Where it really upset me was before I knew about the bowing. I had made up 14 power tap tracks (for 7 taps on a 4-lane circuit), and drilled holes in my table for the wires to drop down - hole locations that were fairly unique to each track piece.When I started my final assembly, I started noticing the bowing, and flip-flopping pieces required that I drill even more holes. I think it was then that came here and posted my first complaint about them.


----------



## wm_brant (Nov 21, 2004)

Thanx for the responses, guys.

The pieces are set pieces; I designed a layout that I liked, then bought the combination of sets that got me closest to the track pieces I needed.

I'll be buying a few more straights and a bunch of 15" curves. 

I've got enough 6" curves to equip Guantanamo. 

-- Bill


----------



## twolff (May 11, 2007)

wm_brant said:


> I've got enough 6" curves to equip Guantanamo.
> 
> -- Bill


Me too. Anyone that thinks waterboarding is torture hasn't run on a track that uses only 6" curves


----------



## AfxToo (Aug 29, 2003)

I made up a couple of circles from 6" curves, glued and soldered all the sections, and mounted them on cheap lazy suzan bases. These make nice little places to park the cars I'm working on at the bench. 

You could easily extend my idea to several layers to make a floor standing cylindrical storage unit for parking or displaying a large number of cars. Use 9 inch turns for even greater storage capacity.

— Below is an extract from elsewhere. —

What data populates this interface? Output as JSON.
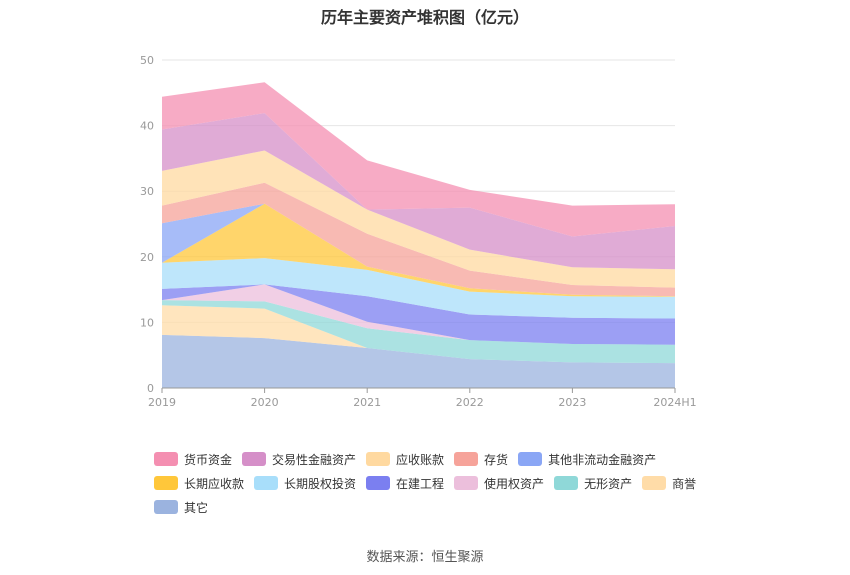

Unfortunately, none of these ideas will consume all of the 6 and 9 inch pieces laying around collecting dust.


----------



## roadrner (Jul 21, 1999)

I have a few of the 15" straights that look like bump tracks now. Can't believe how they bowed. :freak: rr


----------



## AfxToo (Aug 29, 2003)

If you're getting bowing post installation it may be due to the expansion of the table the track is mounted on. This is more pronounced in high humidity environments. I've seen some pretty good bumps due to this.


----------